La luce della luna che entrava da una grande finestra illuminava uno splendido mosaico.
Migliaia di sassolini colorati e dorati formavano la figura di Nostro Signore.
Era il più bel Gesù che i due sassolini avessero mai visto.
Ma il volto… il dolce volto del Signore, in effetti, aveva qualcosa di strano.

Sembrava quello di un cieco.

Ai suoi occhi mancavano le pupille!
“Oh, no!” I due sassolini azzurri compresero.
Loro erano le pupille di Gesù.
Chissà come stavano bene, come brillavano, come erano ammirati, lassù.
Rimpiansero amaramente la loro decisione.
Quanto erano stati insensati!
Al mattino, un sacrestano distratto inciampò nei due sassolini e, poiché nell’ombra e nella polvere tutti i sassi sono uguali, li raccolse e, brontolando, li buttò nel bidone della spazzatura.

Brano di Bruno Ferrero

Il sole all’orizzonte

Il sole all’orizzonte

Era finito nella rete, il piccolo pesce azzurro, e si dibatteva per trovare una via d’uscita e ritornare al mare.
Inutilmente.

Poi s’accorse di un piccolo buco:

una maniglia allentata nella rete.
Provò a uscire ma il foro era troppo piccolo.
Tuttavia gli permetteva di guardare meglio oltre la barca del pescatore e di quelle terribili reti.
Allora vide il mare con la sua immensa distesa di libertà.
E pensò alle profondità marine da cui proveniva, alla luce che filtrava dalle onde sui coralli della scogliera sommersa.
E agli altri pesci suoi amici, che nuotavano liberi tra le rocce di fondali coperte di alghe.

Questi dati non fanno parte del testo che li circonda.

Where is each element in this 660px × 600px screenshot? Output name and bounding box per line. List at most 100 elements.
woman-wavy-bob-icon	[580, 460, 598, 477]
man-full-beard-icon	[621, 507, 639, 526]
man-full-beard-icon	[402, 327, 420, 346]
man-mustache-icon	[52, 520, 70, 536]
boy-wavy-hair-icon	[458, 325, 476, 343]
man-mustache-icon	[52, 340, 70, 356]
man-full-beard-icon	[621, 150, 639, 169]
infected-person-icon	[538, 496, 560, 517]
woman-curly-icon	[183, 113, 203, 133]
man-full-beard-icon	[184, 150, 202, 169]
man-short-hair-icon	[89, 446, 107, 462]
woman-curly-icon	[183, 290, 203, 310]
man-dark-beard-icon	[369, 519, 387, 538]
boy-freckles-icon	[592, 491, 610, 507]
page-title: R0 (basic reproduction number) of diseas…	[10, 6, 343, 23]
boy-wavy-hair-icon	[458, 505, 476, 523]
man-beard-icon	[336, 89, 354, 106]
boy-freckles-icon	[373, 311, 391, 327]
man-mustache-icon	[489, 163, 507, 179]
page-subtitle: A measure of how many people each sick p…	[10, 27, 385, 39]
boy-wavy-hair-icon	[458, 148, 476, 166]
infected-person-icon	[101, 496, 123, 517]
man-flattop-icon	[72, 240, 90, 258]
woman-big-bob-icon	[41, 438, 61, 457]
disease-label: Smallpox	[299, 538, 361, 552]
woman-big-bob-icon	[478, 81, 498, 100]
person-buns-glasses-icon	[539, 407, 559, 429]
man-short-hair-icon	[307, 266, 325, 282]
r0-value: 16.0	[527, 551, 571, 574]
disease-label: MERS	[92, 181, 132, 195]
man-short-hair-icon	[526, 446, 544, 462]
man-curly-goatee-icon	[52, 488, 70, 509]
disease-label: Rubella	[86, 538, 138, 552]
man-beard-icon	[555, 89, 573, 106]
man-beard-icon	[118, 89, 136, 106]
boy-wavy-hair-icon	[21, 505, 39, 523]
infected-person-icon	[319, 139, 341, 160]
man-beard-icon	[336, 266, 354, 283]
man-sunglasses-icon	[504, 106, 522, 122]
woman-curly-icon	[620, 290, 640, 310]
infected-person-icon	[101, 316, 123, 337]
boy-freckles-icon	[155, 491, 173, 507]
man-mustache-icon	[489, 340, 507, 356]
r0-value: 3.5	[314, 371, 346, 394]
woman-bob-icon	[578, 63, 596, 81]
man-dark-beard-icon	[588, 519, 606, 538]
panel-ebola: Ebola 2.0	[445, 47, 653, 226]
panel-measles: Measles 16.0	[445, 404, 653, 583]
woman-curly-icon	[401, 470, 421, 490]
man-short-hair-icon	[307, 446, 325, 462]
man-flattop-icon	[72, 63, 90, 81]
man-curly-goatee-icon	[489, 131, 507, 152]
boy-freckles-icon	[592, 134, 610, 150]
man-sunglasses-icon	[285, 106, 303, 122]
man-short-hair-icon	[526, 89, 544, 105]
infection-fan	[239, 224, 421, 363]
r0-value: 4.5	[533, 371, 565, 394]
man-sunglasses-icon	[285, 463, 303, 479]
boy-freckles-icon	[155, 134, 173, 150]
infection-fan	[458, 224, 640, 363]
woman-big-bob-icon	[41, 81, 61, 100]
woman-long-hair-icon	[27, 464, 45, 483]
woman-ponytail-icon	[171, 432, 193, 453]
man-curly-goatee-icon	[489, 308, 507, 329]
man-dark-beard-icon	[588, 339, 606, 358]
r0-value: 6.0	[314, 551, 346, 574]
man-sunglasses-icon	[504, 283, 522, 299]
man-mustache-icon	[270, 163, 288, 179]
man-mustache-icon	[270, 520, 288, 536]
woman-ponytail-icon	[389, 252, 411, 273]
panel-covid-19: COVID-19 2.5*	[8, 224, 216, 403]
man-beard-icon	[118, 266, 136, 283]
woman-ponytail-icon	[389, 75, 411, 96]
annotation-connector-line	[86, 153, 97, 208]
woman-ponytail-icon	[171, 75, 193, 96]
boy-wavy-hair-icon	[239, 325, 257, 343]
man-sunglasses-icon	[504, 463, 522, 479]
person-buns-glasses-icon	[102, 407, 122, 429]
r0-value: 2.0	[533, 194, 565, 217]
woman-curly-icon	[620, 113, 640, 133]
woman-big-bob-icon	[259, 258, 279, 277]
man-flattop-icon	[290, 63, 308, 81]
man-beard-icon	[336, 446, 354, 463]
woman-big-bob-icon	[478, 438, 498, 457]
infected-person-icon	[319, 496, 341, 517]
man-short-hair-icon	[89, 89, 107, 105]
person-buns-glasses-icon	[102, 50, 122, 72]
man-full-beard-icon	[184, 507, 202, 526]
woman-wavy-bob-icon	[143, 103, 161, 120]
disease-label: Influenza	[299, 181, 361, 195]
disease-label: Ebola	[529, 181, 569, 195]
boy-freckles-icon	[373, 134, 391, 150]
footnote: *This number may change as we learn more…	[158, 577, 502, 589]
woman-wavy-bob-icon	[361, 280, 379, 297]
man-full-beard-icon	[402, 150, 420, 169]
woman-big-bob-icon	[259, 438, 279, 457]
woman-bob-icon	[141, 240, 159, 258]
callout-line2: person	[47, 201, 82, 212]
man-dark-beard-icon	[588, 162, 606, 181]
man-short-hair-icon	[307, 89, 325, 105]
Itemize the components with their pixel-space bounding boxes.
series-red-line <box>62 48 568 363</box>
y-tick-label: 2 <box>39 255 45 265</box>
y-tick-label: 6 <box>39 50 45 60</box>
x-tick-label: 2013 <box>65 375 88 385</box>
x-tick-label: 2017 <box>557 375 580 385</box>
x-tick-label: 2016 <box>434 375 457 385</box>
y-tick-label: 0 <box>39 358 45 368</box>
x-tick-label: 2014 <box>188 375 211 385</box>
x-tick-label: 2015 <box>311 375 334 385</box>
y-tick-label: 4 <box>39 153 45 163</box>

Quelle alghe che danzavano al ritmo delle correnti…

Era il suo mondo perduto.
Tuttavia, la nuova situazione offriva qualche vantaggio.
Ora poteva guardare il mare da un altro punto di vista e scoprire cose nuove.
Per esempio, l’orizzonte lontano:
era così vasto; e il cielo che copriva il mare con le ultime stelle del mattino:
una visione fantastica!

All’improvviso apparve uno splendore mai visto:

“Ecco,” gridò il piccolo pesce azzurro, fuori di sé per lo stupore, “ecco da dove viene la luce che illumina le profondità del mare!”
Sul filo dell’orizzonte stava sorgendo il sole.